Cameroun: Plaidoyer pour le manuel de santé maternelle et infantile

André Mama Fouda

Le ministre de la Santé publique, André Mama Fouda, vante les mérites de cet outil qui contribue à la lutte contre la mortalité maternelle et infantile.
Les dernières enquêtes démographiques sur la santé (EDS), réalisées entre 2011 et 2015, ont laissé comme un goût d’inachevé s’agissant la santé maternelle et infantile au Cameroun. Près de 782 pour 100.000 en ce qui concerne le taux de mortalité maternelle, et 103 pour 1000 pour ce qui est de la mortalité infanto-juvénile. On est là bien loin des objectifs du millénaire pour le développement (OMD), dont l’échéance avait été fixée en 2015. D’où la campagne sans cesse croissante, menée par le ministère de la Santé publique (Minsanté) afin de promouvoir le manuel de santé maternelle et infantile (SMI) qui contribue déjà, à côté d’autres actions, à la réduction du nombre de décès chez la mère et l’enfant.

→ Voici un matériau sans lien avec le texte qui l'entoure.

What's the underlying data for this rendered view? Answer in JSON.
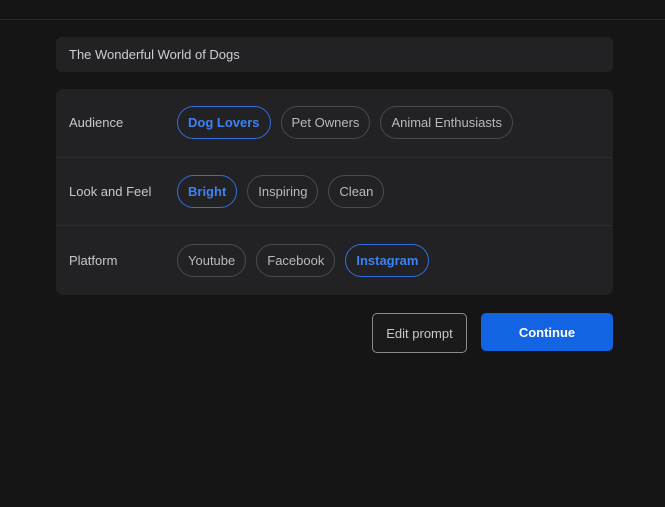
{
  "prompt": {
    "text": "The Wonderful World of Dogs"
  },
  "options": [
    {
      "label": "Audience",
      "chips": [
        {
          "label": "Dog Lovers",
          "selected": true
        },
        {
          "label": "Pet Owners",
          "selected": false
        },
        {
          "label": "Animal Enthusiasts",
          "selected": false
        }
      ]
    },
    {
      "label": "Look and Feel",
      "chips": [
        {
          "label": "Bright",
          "selected": true
        },
        {
          "label": "Inspiring",
          "selected": false
        },
        {
          "label": "Clean",
          "selected": false
        }
      ]
    },
    {
      "label": "Platform",
      "chips": [
        {
          "label": "Youtube",
          "selected": false
        },
        {
          "label": "Facebook",
          "selected": false
        },
        {
          "label": "Instagram",
          "selected": true
        }
      ]
    }
  ],
  "actions": {
    "edit_label": "Edit prompt",
    "continue_label": "Continue"
  },
  "colors": {
    "accent": "#1264e3",
    "selected_text": "#3d82f5",
    "background": "#151516",
    "card": "#222224"
  }
}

André Mama Fouda a, au cours d’un point de presse organisé le 11 septembre à Yaoundé, vanté cet outil qui a participé à la réduction du taux de mortalité infanto-juvénile au Japon depuis la fin de la Deuxième guerre mondiale. Jusqu’en 1947 en effet, elle était estimée à 60 pour 1000 ; en 2010, elle a chuté jusqu’à atteindre les 2,2 pour 1000, l’un des taux les plus bas au monde. Plus qu’un carnet, le manuel de SMI se veut un guide contenant des textes illustrées sur l’alimentation pendant la grossesse, les consultations, les vaccinations, les signes de travail, la surveillance de la croissance de l’enfant, son développement, etc.

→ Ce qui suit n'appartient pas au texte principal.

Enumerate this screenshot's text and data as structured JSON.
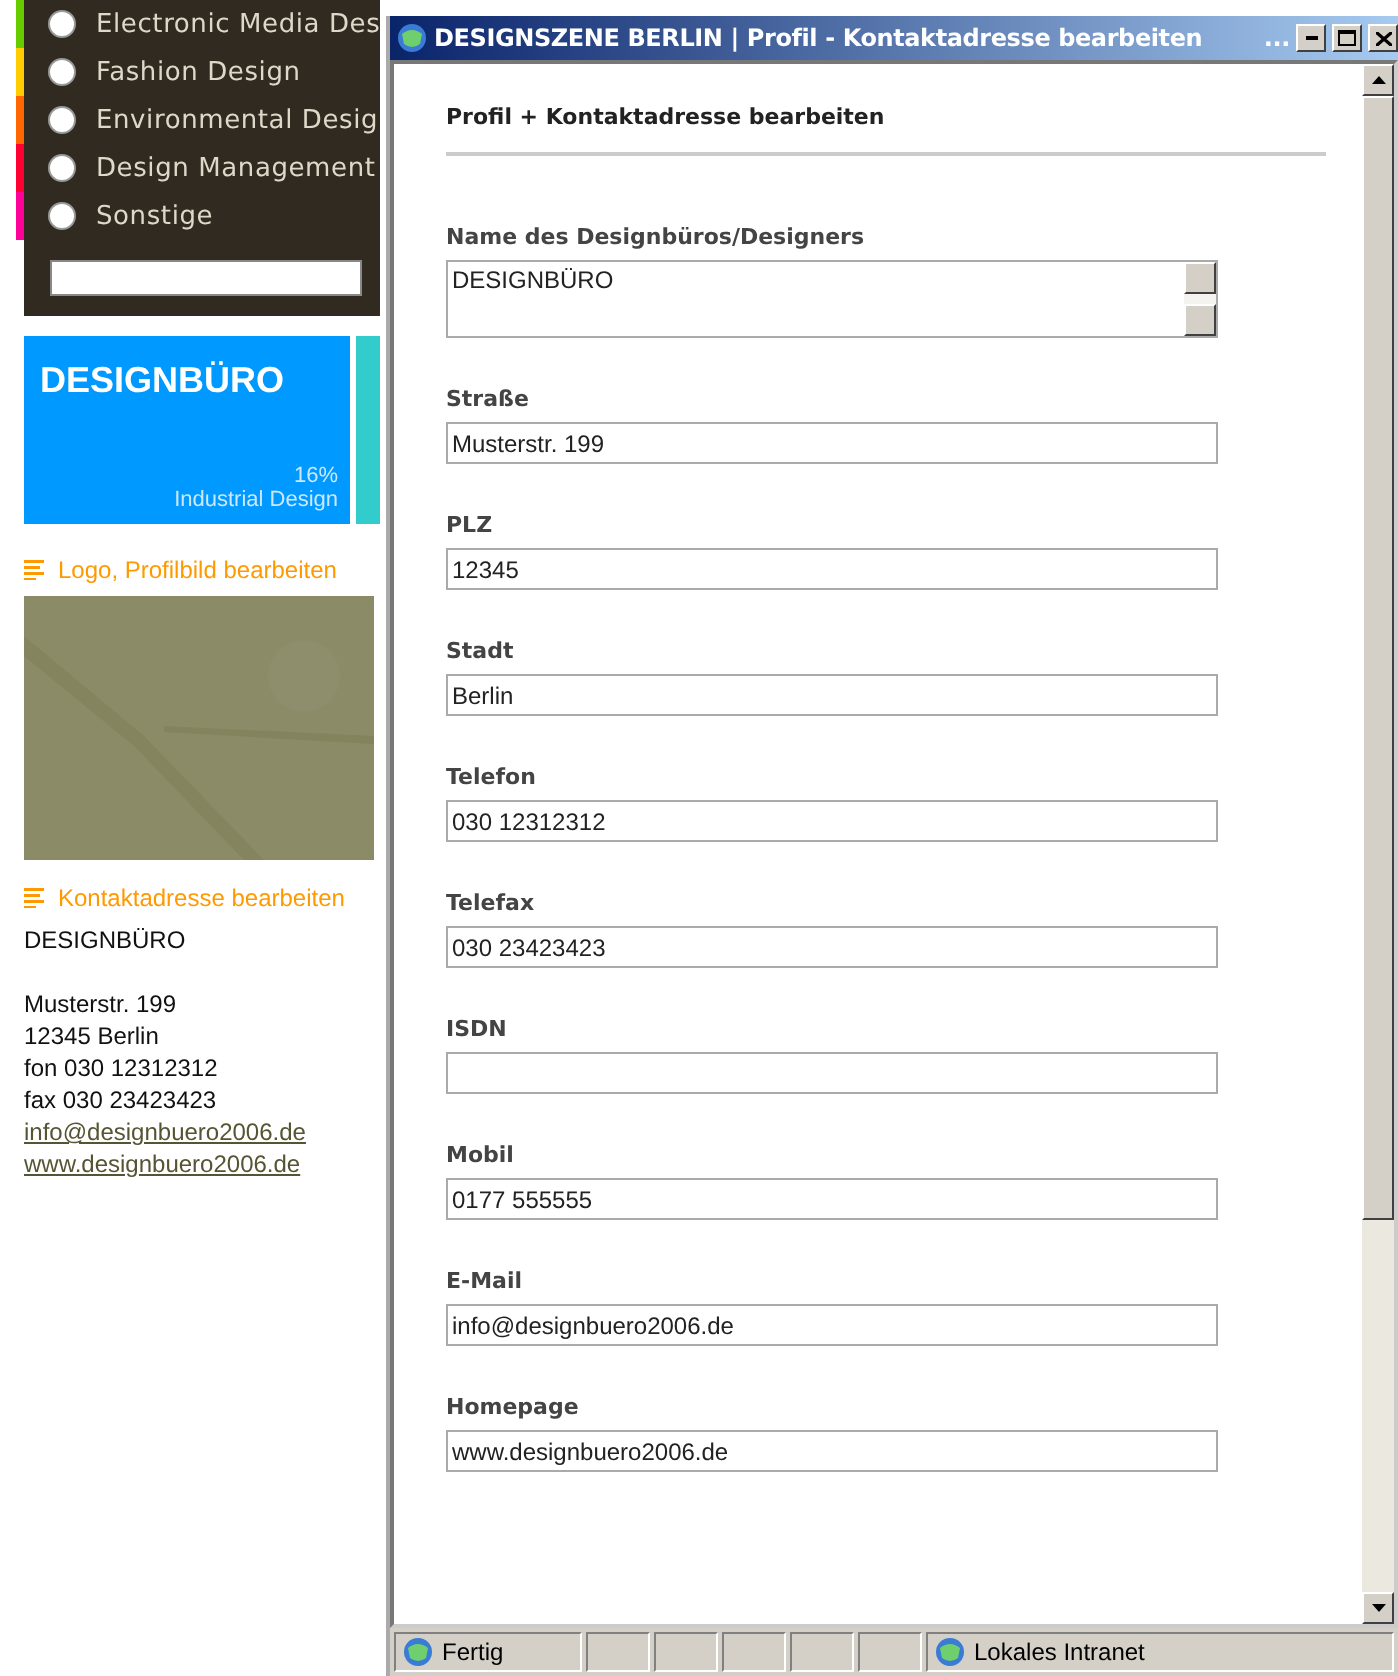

Jusqu’ici au Cameroun, rappelle le Minsanté, on trouvait plusieurs types de carnets destinés aux mamans et à leur progéniture avec des contenus variant d’une formation sanitaire à une autre. «L’objectif du ministère de la Santé publique est de disposer d’un carnet unique, aussi bien pour les formations sanitaires publiques que celles privées», a déclaré M. Mama Fouda. En attendant les résolutions de la 9ème conférence internationale consacrée au manuel de SMI qui se tient à Yaoundé, le Cameroun continue de faire son bonhomme de chemin : on compte déjà 42 districts de santé couverts par l’outil depuis son introduction dans le système de santé camerounais, en 2010.